The influence of Egyptian soccer star Mohammed Salah extends far beyond the pitch.
A new study shows the player’s meteoric rise in the English Premier League has contributed to lessening anti-Muslim rhetoric and cutting hate crimes in the United Kingdom. The paper was published in late May by the Immigration Policy Lab, which measures the effect of immigration and integration policy on the social, political, and economic spheres.
The researchers found Merseyside county, home to Liverpool, experienced an almost 19% decline in prejudicial crimes after 2017 when Salah joined. The academics also analyzed 15 million tweets for Islamophobic sentiment and found a similar “Salah effect”: The number of anti-Muslim tweets sent by Liverpool fans dropped from 7.3% to 3.8%. What’s more, researchers also found that exposure to Salah’s religious practices resulted in a 5% uptick in the sense that Islam is compatible with British values.
Muslims in Britain have over the years complained of bias in daily life and even in getting hired. And even when they don’t face physical violence, some have lamented the fact that they are often stared at in public or ignored in retail outlets.
The findings of the Salah study, the authors write, “suggest that positive exposure to out-group celebrities can reveal new and humanizing information about the group at large, reducing prejudiced attitudes and behaviors.”
In the past two years, Salah has emerged a global soccer star, making big strides in the world’s most-watched soccer league. In 2018, he set a new record for the most goals scored in a 38-game league season and the most goals scored by an African in a single season. His stardom has seen his boots displayed at the British Museum next to the vast Egyptian collection there, and he is among a small league of Africans feted with the prestigious Professional Footballers’ Association player of the year award.

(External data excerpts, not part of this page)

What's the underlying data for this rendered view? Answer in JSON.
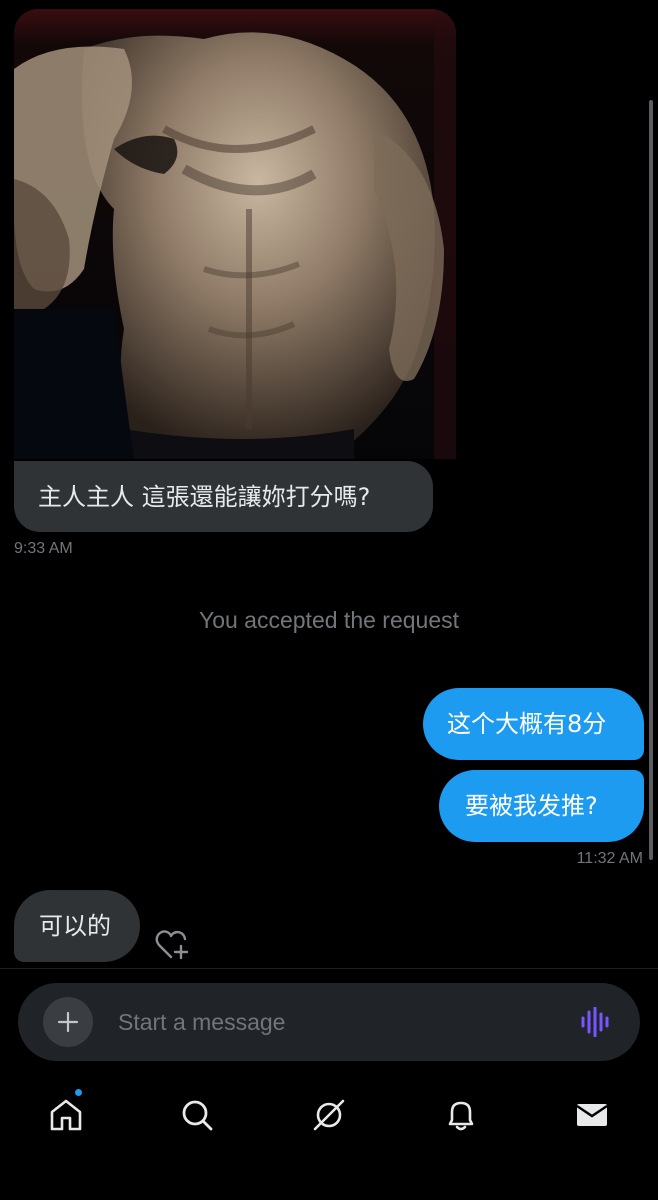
{
  "conversation": {
    "messages": [
      {
        "direction": "incoming",
        "type": "image",
        "image_description": "photo"
      },
      {
        "direction": "incoming",
        "type": "text",
        "text": "主人主人 這張還能讓妳打分嗎?",
        "timestamp": "9:33 AM"
      },
      {
        "direction": "system",
        "text": "You accepted the request"
      },
      {
        "direction": "outgoing",
        "type": "text",
        "text": "这个大概有8分"
      },
      {
        "direction": "outgoing",
        "type": "text",
        "text": "要被我发推?",
        "timestamp": "11:32 AM"
      },
      {
        "direction": "incoming",
        "type": "text",
        "text": "可以的"
      }
    ]
  },
  "composer": {
    "placeholder": "Start a message"
  },
  "tabbar": {
    "items": [
      {
        "icon": "home-icon",
        "active": true,
        "has_notification_dot": true
      },
      {
        "icon": "search-icon"
      },
      {
        "icon": "grok-icon"
      },
      {
        "icon": "bell-icon"
      },
      {
        "icon": "mail-icon",
        "active": true
      }
    ]
  },
  "colors": {
    "background": "#000000",
    "incoming_bubble": "#2f3336",
    "outgoing_bubble": "#1d9bf0",
    "muted_text": "#71767b",
    "voice_accent": "#7856ff"
  }
}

The 27-year-old also helped his home country of Egypt—where he enjoys god-level status—qualify for the 2018 World Cup, its first participation in almost three decades.
Amid all of this, Salah has risen as a symbolic figure embodying the values of Islam. After scoring goals, the Egyptian usually raises his hands to the sky in supplication, kneels, and prostrates in front of roaring audiences as Muslims do during the five obligatory daily prayers. And fans have embraced his faith and his public displays of it, as shown by one of the most popular pro-Salah chants at Liverpool games: “If he’s good enough for you, he’s good enough for me, if he scores another few, then I’ll be Muslim too.”